Rui Zhao
College of Music Education, Xi'an Conservatory of Music, Xi’an, China, 710061
Mengqian Lin
Shanghai Modern Academy of Family Education.,Shang’hai,China, 200063

Abstract:

This paper studies piano music recommendation algorithm based on recurrent time convolutional network (RTCNN) and it tries to identify user's music preferences by the style of music and genre. The RTCNN is a novel deep learning framework which has a series of layers and units that work in sequence.
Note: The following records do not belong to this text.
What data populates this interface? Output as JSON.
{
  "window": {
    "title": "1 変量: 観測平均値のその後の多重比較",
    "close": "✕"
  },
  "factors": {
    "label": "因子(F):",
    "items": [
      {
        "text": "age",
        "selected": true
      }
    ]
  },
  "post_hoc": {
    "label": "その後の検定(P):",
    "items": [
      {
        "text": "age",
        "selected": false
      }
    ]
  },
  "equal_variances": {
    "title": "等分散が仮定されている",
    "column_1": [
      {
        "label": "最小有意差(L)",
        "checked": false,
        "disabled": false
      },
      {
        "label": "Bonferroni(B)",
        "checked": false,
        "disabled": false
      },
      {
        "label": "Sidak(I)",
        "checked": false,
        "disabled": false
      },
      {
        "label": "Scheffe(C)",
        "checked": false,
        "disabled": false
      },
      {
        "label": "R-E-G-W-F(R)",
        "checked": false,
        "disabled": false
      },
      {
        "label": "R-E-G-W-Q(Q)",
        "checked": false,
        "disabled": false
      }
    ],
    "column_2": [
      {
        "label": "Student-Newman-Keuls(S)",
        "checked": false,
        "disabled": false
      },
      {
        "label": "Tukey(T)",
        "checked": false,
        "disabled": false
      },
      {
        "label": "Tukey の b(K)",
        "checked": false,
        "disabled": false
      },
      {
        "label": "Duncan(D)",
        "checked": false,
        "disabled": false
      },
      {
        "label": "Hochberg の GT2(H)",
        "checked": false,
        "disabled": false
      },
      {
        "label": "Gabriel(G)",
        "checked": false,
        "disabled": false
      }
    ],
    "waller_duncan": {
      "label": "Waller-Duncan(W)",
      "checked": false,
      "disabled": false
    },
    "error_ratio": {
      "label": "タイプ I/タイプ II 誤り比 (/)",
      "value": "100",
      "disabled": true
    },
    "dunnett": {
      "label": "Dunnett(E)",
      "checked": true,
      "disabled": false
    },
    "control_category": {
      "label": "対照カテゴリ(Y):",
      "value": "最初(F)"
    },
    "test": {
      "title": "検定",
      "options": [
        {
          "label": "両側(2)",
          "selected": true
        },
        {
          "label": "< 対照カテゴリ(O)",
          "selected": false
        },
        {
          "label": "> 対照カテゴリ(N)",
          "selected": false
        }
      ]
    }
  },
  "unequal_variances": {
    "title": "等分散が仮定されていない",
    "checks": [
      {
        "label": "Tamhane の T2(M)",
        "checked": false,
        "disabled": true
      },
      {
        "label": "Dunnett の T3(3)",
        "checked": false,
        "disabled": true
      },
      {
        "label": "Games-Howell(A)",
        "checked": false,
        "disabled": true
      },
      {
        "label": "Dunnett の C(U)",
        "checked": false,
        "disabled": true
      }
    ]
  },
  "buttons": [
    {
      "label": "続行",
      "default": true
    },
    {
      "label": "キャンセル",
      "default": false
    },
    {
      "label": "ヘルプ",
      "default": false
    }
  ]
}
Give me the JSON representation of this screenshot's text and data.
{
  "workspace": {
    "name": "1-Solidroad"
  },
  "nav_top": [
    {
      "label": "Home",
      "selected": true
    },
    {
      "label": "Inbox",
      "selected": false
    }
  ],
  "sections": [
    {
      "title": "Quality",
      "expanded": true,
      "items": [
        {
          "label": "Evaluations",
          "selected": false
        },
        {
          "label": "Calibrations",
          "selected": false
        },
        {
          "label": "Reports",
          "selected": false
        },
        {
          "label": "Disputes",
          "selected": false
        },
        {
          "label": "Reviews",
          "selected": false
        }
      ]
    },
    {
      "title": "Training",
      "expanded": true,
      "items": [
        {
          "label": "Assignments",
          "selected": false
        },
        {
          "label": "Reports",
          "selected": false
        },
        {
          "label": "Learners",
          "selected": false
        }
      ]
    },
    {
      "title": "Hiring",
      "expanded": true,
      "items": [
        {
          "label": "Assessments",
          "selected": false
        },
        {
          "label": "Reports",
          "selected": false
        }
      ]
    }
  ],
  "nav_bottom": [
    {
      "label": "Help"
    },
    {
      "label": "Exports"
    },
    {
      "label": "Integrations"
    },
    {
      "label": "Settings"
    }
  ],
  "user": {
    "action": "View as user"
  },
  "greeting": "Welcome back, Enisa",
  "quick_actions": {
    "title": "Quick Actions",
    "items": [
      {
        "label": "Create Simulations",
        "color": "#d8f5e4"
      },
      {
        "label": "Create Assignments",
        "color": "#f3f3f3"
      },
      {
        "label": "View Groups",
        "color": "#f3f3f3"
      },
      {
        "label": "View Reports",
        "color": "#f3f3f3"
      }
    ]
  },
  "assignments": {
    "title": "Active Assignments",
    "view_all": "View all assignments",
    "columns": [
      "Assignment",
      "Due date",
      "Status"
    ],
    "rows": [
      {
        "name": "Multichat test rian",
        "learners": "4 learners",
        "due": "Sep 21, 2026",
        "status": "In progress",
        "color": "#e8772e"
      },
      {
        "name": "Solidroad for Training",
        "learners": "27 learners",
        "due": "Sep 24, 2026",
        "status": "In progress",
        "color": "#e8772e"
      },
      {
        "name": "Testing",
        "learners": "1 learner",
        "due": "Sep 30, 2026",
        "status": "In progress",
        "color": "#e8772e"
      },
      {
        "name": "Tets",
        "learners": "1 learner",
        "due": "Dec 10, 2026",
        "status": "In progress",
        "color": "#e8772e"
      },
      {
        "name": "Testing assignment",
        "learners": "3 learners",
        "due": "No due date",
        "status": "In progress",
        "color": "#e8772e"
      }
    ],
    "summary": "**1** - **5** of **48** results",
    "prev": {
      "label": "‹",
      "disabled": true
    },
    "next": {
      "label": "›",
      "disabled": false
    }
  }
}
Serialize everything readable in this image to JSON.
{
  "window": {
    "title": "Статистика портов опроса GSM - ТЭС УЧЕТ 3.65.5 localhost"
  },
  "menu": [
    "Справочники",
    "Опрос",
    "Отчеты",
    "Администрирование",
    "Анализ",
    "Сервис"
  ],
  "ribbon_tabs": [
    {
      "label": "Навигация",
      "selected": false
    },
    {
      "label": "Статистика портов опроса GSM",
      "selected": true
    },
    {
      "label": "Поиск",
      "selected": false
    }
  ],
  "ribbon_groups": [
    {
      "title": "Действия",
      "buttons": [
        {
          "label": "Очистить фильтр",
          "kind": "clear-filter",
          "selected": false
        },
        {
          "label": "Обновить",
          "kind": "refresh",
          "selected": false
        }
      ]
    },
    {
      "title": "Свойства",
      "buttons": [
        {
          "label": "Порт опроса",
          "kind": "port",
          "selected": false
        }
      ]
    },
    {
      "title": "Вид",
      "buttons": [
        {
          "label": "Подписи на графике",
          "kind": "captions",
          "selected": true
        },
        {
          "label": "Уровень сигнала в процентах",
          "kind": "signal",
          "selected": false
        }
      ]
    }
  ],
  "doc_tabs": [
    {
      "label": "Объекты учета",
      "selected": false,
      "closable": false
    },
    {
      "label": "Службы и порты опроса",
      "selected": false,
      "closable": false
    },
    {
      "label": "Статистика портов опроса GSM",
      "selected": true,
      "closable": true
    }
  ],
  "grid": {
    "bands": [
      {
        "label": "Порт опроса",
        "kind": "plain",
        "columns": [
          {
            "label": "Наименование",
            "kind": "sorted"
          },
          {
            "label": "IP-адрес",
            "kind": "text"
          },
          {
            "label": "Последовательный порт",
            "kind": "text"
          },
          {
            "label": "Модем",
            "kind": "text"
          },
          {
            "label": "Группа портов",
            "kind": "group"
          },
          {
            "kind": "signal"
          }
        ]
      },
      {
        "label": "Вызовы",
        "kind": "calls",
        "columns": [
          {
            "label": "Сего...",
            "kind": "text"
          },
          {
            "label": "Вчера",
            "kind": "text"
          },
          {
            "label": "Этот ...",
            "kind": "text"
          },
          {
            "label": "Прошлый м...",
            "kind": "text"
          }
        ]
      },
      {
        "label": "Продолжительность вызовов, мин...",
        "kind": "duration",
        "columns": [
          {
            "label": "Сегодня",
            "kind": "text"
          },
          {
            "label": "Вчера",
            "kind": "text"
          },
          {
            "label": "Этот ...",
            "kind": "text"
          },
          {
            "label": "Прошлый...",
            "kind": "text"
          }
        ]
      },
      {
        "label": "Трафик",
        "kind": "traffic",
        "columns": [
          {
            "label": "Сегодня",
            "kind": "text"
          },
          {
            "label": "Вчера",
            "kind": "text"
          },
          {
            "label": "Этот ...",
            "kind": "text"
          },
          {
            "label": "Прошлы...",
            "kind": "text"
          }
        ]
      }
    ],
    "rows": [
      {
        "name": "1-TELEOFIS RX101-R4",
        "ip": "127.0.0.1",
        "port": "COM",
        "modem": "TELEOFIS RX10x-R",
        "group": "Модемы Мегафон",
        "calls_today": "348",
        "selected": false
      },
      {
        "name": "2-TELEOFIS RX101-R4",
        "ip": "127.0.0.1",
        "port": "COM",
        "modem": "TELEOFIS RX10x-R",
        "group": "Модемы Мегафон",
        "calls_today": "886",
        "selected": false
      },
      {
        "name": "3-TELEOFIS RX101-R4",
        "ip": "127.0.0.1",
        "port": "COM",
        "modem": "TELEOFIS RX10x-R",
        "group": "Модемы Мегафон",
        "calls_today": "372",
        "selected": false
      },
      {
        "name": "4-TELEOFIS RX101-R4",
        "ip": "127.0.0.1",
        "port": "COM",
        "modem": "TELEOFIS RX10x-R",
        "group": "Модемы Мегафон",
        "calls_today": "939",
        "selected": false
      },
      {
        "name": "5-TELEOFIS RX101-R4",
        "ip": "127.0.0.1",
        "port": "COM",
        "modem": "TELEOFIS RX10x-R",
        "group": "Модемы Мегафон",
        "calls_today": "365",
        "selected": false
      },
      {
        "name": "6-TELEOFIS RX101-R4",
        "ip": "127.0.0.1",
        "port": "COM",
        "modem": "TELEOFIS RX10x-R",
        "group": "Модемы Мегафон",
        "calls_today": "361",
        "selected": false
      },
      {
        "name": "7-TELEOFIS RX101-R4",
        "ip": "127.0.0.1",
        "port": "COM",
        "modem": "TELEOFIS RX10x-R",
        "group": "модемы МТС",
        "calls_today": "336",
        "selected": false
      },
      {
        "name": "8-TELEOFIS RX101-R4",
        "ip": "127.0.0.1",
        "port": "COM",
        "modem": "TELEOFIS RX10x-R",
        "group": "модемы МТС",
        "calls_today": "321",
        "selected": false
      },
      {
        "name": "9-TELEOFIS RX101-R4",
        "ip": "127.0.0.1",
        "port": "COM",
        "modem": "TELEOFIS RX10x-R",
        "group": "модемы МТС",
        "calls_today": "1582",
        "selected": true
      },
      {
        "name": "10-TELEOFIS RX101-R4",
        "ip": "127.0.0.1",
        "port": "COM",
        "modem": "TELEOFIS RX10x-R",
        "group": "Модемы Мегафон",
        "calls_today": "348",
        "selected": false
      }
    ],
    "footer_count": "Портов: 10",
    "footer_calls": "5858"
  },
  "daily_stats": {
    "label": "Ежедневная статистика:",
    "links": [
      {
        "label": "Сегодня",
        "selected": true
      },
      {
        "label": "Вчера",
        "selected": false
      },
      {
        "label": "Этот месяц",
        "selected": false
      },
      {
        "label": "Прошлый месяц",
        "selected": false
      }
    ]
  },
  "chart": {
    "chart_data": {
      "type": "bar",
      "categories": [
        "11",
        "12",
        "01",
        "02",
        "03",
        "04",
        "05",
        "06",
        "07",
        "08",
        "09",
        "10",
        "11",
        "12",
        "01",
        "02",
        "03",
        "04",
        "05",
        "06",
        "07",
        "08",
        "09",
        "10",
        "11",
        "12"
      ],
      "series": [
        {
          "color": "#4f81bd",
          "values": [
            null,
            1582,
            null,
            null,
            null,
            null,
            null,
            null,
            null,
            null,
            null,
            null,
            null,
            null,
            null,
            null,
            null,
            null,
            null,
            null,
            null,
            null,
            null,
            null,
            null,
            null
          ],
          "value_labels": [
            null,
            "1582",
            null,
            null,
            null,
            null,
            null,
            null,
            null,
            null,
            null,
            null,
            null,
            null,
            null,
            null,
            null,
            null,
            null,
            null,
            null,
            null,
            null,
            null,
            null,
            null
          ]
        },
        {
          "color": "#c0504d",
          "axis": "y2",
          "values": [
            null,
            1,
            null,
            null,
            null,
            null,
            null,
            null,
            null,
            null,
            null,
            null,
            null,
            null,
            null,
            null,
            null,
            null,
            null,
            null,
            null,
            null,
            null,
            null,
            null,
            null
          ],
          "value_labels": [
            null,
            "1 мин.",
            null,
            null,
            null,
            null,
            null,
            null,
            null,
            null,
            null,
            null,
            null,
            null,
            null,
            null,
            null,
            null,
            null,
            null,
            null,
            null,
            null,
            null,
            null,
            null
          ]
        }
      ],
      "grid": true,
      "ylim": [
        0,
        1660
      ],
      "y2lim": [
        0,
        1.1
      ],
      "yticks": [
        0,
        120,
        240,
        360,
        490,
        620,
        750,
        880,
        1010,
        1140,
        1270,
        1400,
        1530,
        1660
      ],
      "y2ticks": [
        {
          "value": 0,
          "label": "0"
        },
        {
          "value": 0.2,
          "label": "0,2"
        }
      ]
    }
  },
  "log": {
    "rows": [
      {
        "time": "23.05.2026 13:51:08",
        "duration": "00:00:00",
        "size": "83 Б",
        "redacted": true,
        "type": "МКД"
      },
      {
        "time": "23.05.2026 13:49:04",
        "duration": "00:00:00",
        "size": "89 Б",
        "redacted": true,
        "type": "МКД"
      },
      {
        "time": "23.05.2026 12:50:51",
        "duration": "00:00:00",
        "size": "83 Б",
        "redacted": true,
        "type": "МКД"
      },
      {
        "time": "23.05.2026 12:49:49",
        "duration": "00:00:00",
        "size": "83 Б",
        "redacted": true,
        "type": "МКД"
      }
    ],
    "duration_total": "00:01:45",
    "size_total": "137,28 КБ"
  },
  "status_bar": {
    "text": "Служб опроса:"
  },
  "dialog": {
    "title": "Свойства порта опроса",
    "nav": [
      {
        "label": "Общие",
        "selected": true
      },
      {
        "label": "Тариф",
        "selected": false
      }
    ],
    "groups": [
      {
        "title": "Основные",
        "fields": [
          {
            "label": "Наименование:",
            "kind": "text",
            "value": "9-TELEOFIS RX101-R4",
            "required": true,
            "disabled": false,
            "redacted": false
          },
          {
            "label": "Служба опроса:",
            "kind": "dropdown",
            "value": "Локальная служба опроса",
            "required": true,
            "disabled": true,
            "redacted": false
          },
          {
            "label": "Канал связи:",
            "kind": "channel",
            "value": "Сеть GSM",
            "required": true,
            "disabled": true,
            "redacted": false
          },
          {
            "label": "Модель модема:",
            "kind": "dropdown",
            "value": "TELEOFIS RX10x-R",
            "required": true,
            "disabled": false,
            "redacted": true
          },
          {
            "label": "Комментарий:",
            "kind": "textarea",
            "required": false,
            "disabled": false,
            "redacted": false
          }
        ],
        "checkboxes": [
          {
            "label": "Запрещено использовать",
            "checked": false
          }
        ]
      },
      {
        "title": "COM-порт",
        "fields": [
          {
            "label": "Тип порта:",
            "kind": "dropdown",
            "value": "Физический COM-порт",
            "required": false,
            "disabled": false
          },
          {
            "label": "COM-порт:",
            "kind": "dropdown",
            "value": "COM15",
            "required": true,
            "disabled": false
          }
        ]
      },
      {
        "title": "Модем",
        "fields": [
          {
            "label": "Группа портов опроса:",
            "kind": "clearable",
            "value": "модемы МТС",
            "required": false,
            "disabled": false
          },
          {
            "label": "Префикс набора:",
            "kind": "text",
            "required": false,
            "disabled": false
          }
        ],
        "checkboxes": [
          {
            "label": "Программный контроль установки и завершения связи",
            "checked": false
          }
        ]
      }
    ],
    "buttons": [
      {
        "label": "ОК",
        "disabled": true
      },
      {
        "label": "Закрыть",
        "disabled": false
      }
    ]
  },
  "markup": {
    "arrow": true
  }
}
They are designed in such way that they can learn complex sequential patterns from raw data with minimal supervision from experts or domain experts. After finishing the experiments, six most popular genres in China such as pop, jazz, classical, R&B/hip-hop, rock and Chinese music were identified through the shortlisting process with an accuracy rate of 73.88%.The experimental results of this paper show that the language, social, cognitive and behavioral problems of autistic children under music therapy under intelligent health monitoring have been significantly improved, and their emotional response ability has improved the most, increasing by 34%. Communication ability was next, increased by 20.3%, motor coordination ability increased by 20%, and cognitive ability improved by 11%. It can be explained that the four aspects of language, social interaction, cognition and behavior have been significantly improved after music therapy.